The United States remains the most powerful country on Earth by far. Our military dominance is unquestioned. And our per capita GDP is six times larger than China’s, though their population is far larger. Yet it is also clear that the United States is in relative decline. Compared to the peak of American hegemony at the turn of the twenty-first century, we are far less important than we used to be, and the trend appears to be secular. There are shifts in the digital world, too, though they are often literally below the surface. The United States still dominates the code and content of the internet, but the actual cables are increasingly put down by countries in the Global South.

We became able to see the horrible outlines of U.S.-led globalization as it cracked.

The biggest challenge to America’s control of the internet has come from the People’s Republic, which has managed to wall off much of its online experience from the internet architecture created and governed in the United States. Part of this is censorship—the “Great Firewall of China”—but it is also about creating profitable, indigenous software firms, and an online experience that the United States can’t shut down. Companies like WeChat, TikTok, and Ali Baba have already changed the experience of the internet and had serious geopolitical consequences. It is a testament to the importance of ownership and national political culture on cyberspace that Chinese companies have caused such a reaction in Washington, despite the fact that they are incredibly similar, in form and origin, to Californian companies. TikTok feels a lot like a copy of Vine, created by a prototypical tech bro, funded with venture capital; it is relatively unimportant to the Communist Party. Imagine if the challengers were qualitatively different. Are we even capable of doing so?

The Trump administration, now in its death throes, was a perfect signal of both American-ness and American decline. In a strange way, Americanization became visible, even inescapably so, at the exact moment it was most complete. We became able to see the horrible outlines of U.S.-led globalization as it cracked, and at the same moment that the internet made everyone on the planet inhabit American culture. Because of its apparent decadence, we can all start to feel what has happened to us.

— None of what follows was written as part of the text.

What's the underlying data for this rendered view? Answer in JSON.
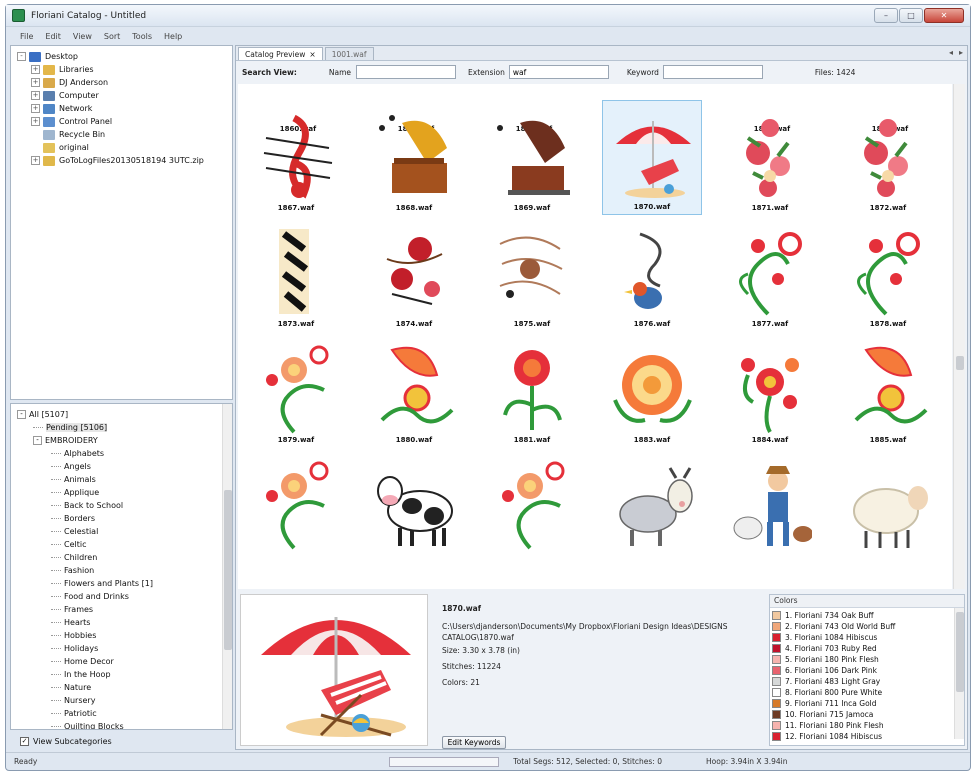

Have you been to a bar or restaurant in North America lately? I mean, before we allowed this pandemic to kill hundreds of thousands of us. Very often, those spaces feel like this: there are ten to fifteen televisions on the wall. About half of them are silent, but the rest have the sound on, meaning that they roar above each other. Several football games are on at once. In one match, there is five to fifteen seconds of violent action, and then it stops for commentary. The two men, bursting out of their suits, are not speaking but actually yelling their comments: at each other, and at you. At halftime, literal warplanes soar above the field. Then another brief explosion of violence down below, and cut to a commercial. Some cloying brand is presenting some obviously inadequate solution to the country’s foundational racial problems. None of that has worked for sixty years, and this obviously isn’t going to work, either. Another brand screams at you to buy something, while insulting your intelligence, and pretending to be self-aware. Then the men crash into each other again. That is what the internet is like, wherever you are. It is loud; childish; desperately commercial; militaristic; incredibly rich but shockingly dysfunctional; and most of all, it is deeply annoying.